Employer’s Obligation to Provide a Healthy and Safe Workplace
The employer is obliged to protect the health and well-being of employees by ensuring conditions of health and safety at work, through the appropriate use of the achievements of science and technology. In particular, the employer is obliged to:
- organise work in a manner ensuring conditions of health and safety at work;
- ensure the provisions and the principles of health and safety at work are followed in the work establishment, issue instructions to remedy breaches within this scope, and supervise the implementation of such instructions;
- react to the needs related to ensuring health and safety at work, as well as adopt measures to improve the existing level of protection of health and well-being of employees, given the changing conditions of work;
- ensure the development of a coherent policy preventing accidents at work and occupational diseases; the policy should consider technical problems, work organisation, conditions of work and social relations, as well as the effect of factors of the work environment;
- consider the protection for the health of young employees, pregnant employees or employees nursing a child, as well as disabled employees within the preventive measures undertaken;
- ensure the implementation of orders, submissions, decisions and decrees issued by the authorities exercising supervision over the conditions of work;
- ensure the implementation of recommendations of a social labour inspector.

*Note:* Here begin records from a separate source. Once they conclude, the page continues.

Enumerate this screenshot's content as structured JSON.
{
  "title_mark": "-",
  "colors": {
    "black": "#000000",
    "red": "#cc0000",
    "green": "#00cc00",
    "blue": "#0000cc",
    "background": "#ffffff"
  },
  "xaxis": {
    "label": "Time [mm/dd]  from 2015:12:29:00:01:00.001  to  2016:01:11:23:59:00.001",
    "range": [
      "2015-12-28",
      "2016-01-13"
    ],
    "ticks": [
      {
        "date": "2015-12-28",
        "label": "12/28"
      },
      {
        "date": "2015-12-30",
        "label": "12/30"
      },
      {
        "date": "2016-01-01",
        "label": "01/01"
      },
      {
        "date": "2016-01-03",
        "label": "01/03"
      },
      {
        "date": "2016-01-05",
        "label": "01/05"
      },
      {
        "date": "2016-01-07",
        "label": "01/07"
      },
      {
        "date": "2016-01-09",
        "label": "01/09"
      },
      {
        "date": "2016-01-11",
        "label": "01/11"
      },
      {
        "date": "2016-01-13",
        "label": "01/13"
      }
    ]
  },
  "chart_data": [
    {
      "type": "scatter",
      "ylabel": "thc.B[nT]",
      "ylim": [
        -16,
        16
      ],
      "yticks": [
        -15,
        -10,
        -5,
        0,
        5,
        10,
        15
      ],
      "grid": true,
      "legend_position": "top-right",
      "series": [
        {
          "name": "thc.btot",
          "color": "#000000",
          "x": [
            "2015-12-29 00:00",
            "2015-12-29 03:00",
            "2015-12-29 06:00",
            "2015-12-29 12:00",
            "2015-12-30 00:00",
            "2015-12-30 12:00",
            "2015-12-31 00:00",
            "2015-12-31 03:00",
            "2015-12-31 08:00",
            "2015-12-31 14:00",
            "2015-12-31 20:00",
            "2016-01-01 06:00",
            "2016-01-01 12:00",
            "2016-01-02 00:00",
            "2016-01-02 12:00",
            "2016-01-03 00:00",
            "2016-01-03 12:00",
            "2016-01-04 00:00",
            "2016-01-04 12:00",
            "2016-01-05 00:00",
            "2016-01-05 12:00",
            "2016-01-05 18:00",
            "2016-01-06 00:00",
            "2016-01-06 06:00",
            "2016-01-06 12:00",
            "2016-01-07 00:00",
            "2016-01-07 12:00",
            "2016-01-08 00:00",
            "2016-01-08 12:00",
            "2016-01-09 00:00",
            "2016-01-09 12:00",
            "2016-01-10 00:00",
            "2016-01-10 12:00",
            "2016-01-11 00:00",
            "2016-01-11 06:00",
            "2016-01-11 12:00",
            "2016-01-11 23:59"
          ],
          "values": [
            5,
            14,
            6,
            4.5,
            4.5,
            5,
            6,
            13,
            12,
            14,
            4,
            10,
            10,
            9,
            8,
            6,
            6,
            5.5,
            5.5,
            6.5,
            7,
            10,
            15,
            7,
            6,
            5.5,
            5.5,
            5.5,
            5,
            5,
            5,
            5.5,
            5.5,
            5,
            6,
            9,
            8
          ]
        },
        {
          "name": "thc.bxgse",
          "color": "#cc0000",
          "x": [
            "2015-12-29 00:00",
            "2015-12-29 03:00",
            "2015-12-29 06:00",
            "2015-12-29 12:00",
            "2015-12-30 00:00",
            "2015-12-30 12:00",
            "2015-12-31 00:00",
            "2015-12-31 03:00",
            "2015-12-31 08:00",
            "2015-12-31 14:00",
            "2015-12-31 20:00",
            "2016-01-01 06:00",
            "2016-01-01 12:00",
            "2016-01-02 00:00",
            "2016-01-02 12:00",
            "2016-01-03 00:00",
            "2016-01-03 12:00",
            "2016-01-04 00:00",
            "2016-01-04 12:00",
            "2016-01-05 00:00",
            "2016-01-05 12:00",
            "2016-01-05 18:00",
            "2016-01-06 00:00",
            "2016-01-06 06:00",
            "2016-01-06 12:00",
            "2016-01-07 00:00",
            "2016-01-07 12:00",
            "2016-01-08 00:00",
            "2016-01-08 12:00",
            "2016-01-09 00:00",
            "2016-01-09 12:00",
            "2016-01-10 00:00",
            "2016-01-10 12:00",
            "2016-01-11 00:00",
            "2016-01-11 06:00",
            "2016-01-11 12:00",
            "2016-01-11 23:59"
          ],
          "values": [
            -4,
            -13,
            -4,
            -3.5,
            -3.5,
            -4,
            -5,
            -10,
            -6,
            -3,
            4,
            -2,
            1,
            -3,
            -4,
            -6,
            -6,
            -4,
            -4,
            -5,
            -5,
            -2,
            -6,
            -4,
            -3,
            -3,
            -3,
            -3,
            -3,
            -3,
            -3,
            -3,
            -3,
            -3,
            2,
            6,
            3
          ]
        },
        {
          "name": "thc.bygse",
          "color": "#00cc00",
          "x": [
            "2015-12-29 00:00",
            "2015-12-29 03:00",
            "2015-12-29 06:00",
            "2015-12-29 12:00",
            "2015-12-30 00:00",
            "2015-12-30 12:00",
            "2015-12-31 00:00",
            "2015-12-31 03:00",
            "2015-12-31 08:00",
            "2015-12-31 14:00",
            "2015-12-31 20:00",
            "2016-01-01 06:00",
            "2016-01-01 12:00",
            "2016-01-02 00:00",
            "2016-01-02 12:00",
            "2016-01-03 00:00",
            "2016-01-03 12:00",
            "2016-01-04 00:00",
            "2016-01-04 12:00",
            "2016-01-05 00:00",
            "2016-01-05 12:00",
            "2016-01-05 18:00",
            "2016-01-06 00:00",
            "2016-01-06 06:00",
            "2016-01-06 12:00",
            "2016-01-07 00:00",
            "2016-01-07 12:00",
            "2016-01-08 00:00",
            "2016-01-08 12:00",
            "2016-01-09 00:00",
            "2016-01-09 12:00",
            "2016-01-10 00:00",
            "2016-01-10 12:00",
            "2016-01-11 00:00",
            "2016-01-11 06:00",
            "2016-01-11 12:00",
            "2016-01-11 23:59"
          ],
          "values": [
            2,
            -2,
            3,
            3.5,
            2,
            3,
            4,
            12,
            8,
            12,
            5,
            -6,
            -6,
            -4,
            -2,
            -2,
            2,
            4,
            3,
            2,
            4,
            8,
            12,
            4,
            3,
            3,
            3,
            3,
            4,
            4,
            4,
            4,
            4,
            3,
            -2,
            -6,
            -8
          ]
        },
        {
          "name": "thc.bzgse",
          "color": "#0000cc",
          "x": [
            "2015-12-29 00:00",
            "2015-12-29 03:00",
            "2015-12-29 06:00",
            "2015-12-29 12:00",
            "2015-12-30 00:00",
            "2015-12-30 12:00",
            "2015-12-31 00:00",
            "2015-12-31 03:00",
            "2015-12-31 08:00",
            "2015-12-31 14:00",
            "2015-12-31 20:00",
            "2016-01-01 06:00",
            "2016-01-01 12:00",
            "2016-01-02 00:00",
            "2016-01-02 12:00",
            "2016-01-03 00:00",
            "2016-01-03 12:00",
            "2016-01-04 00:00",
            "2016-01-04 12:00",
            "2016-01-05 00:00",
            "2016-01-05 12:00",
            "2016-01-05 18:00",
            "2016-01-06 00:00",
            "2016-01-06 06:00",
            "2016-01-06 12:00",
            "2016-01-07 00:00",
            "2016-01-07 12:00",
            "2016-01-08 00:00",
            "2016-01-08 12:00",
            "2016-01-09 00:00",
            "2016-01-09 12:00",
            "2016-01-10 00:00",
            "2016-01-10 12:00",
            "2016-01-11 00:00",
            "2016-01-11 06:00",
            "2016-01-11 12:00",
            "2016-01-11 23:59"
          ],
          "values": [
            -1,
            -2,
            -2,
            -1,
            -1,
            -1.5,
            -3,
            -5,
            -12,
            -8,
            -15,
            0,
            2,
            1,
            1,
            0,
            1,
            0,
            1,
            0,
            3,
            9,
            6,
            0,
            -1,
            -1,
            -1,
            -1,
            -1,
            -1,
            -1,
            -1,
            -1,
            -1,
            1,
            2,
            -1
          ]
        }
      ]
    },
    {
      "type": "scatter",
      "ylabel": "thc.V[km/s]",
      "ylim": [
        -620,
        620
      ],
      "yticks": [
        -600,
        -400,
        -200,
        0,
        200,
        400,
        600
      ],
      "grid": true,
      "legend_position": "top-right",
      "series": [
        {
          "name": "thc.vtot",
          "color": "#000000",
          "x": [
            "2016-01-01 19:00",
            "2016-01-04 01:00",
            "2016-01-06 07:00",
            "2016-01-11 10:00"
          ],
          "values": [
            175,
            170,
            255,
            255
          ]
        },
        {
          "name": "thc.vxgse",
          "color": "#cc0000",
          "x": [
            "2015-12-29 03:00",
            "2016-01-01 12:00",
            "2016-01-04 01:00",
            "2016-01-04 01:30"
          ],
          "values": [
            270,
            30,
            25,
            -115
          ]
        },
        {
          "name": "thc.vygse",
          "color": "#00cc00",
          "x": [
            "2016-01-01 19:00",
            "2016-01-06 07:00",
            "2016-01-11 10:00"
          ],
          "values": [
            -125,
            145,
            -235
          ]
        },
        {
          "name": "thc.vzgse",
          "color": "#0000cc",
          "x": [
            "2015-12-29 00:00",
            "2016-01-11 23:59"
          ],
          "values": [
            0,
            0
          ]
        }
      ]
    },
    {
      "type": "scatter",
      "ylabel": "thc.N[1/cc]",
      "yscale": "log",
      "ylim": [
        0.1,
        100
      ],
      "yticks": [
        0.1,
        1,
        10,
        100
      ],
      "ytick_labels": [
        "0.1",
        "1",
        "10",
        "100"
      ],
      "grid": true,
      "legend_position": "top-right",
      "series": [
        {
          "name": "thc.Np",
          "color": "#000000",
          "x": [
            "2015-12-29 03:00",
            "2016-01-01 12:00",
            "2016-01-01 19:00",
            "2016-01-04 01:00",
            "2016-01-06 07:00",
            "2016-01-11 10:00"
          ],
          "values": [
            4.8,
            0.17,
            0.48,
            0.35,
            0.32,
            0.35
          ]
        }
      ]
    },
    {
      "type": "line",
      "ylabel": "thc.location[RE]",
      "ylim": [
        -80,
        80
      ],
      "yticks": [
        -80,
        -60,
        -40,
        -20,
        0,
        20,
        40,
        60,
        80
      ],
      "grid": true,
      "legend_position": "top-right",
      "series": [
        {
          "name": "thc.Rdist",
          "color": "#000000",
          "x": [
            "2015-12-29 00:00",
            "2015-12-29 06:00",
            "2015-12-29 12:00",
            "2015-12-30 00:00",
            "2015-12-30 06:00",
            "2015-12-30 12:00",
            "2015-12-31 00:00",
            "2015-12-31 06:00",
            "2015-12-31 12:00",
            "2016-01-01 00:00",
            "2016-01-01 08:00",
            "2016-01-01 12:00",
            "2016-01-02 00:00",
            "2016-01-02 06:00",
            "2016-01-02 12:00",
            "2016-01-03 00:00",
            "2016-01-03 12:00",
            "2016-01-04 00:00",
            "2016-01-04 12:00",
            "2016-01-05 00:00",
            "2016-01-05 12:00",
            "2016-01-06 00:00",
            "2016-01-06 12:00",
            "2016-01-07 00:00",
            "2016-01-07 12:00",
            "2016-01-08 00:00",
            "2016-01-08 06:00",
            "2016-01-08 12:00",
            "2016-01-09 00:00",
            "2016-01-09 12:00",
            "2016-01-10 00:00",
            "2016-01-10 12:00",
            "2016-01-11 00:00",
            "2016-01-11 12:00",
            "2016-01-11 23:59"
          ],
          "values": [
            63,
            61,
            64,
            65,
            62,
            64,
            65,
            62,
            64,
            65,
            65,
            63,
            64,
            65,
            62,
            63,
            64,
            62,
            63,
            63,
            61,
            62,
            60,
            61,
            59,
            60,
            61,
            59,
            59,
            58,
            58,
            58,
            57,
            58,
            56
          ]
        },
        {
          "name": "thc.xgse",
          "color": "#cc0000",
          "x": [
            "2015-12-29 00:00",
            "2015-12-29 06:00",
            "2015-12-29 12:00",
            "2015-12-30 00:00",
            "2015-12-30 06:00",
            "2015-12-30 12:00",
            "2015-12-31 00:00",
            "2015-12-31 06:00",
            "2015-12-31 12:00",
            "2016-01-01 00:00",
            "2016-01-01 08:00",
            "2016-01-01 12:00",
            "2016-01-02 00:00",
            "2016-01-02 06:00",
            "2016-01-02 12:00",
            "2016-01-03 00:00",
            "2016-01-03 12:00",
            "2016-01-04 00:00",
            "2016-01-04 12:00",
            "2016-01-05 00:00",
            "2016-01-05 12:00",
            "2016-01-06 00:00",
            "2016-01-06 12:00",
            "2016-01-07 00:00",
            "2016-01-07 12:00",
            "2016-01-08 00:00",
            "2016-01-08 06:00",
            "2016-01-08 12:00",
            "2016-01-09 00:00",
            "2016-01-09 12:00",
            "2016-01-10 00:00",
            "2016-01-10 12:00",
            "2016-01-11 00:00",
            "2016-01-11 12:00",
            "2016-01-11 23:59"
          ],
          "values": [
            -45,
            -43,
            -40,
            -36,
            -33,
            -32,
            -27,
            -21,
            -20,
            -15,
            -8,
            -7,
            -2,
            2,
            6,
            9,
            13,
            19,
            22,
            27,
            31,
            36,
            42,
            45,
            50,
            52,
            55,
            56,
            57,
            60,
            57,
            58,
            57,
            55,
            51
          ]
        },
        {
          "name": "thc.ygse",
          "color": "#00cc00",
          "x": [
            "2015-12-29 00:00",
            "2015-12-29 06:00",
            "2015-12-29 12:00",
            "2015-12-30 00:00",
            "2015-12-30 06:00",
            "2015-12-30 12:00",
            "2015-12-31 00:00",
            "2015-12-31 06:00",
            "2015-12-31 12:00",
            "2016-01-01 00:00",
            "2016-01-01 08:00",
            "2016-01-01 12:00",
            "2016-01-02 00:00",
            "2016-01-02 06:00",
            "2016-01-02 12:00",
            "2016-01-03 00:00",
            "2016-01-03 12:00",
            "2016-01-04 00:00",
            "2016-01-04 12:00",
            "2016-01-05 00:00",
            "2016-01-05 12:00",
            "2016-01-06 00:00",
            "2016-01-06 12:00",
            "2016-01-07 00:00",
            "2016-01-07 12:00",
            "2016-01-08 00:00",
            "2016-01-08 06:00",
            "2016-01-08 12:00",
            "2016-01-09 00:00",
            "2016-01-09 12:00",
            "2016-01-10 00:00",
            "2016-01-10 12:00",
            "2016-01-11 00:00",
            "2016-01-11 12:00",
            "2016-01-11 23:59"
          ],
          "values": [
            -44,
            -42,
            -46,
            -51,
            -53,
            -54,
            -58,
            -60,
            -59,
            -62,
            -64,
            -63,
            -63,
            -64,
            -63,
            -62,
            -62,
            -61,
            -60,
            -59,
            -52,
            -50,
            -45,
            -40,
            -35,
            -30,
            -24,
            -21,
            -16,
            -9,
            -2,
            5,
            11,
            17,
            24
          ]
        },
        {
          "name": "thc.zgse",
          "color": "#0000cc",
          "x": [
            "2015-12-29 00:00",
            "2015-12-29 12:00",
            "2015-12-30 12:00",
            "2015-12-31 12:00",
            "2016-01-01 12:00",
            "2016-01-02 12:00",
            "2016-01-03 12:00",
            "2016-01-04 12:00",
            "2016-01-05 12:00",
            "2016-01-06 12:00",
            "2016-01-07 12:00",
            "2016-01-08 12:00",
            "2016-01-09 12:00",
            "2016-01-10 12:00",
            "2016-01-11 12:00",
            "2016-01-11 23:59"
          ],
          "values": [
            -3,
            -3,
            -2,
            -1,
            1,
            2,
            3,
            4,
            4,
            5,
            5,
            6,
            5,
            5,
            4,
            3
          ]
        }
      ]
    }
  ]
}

The costs of the acts undertaken by an employer as part of health and safety at work must not be borne by the employees in any way.
The employer and a person managing the employees are obliged to know, to the extent necessary to perform the duties imposed on them, the provisions on the protection of work, including provisions and principles of health and safety at work.
In case of breach of health and safety rules, employees can submit their objections to the health and safety at work service operating at the workplace. If the health and safety at work service does not take appropriate action, or if there is no health and safety at work service at the workplace, employees can submit their objections to the State Labour Inspection, which can penalise the employer.
Protection from Retaliation
Employees cannot be discriminated due to the fact of submitting their objections to the health and safety at work service or the State Labour Inspection.